The tests are, essentially, to find via accelerometer and gyroscope if the tail wagging tends toward the left or the right. The corresponding app creates an "emotional diary" based on the highs and lows, and whether the tail wags indicated stressful situations or happy, excited ones. It doesn't currently monitor any biometric information like heartbeat.

"We want you to look at several days or weeks of data before making any drastic decisions. A dog can have a bad day, but that doesn't mean the dog walker is all bad," Karp says. "However, if that data consistently tells you that your pup doesn't like an experience, then you should definitely find an experience that they do like."

So far, the device has been tested internally, which Karp says has been going "very well." But with the crowdfunding IndieGoGo campaign launching today, it's now up to the public to decide. Indeed, it's a very strange proposition: monitoring animal behavior for creatures who don't speak for themselves. (Or at least use their words instead of just barking.)

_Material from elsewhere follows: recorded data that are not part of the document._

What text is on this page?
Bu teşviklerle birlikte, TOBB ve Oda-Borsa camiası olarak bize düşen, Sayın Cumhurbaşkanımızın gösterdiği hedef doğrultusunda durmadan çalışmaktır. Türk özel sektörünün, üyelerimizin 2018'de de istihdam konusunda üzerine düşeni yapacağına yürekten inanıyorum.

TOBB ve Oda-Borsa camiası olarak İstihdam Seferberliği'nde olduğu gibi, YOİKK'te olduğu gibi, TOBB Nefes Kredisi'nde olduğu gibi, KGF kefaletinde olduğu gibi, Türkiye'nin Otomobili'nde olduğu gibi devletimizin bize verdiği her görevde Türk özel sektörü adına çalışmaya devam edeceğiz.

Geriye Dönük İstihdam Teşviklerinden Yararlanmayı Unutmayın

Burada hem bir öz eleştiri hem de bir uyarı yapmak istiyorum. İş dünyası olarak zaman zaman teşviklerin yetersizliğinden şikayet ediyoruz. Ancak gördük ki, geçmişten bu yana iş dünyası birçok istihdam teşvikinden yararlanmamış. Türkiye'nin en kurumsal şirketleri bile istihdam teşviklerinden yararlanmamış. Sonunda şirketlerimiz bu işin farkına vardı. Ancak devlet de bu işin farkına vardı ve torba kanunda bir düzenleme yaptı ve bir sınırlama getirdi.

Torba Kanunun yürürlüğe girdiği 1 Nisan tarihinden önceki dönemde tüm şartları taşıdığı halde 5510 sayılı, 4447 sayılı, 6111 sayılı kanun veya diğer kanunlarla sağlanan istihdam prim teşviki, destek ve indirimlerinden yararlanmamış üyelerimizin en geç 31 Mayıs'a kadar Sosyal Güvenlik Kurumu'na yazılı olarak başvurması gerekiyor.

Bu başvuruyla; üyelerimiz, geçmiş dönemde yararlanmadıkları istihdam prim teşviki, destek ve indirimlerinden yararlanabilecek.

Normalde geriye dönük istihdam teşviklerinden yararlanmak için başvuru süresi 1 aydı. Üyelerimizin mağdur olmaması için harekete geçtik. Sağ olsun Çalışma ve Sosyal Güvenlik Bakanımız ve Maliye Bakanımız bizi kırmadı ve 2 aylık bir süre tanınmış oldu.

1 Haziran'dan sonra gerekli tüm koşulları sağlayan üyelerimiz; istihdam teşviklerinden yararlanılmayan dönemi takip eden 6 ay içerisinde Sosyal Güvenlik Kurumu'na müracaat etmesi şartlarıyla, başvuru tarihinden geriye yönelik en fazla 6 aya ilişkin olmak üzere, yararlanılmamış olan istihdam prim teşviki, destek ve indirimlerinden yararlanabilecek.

The device itself will cost $99 to IndieGoGo investors, with the money going toward scaling up production. The retail price will eventually be between $129 and $139, which means a lot of "taking the producer's word on it" going in, one of the common crowdfunding shortfalls.

However, this device seems to have institutional backing from an Ivy League university, giving it a little more credibility than some crowdfunding vaporware. At the time of writing, more than $21,600 has been pledged out of a goal of $100,000. If the project reaches that goal, it may end up the new must-have stocking stuffer for people who call their dogs "fur babies."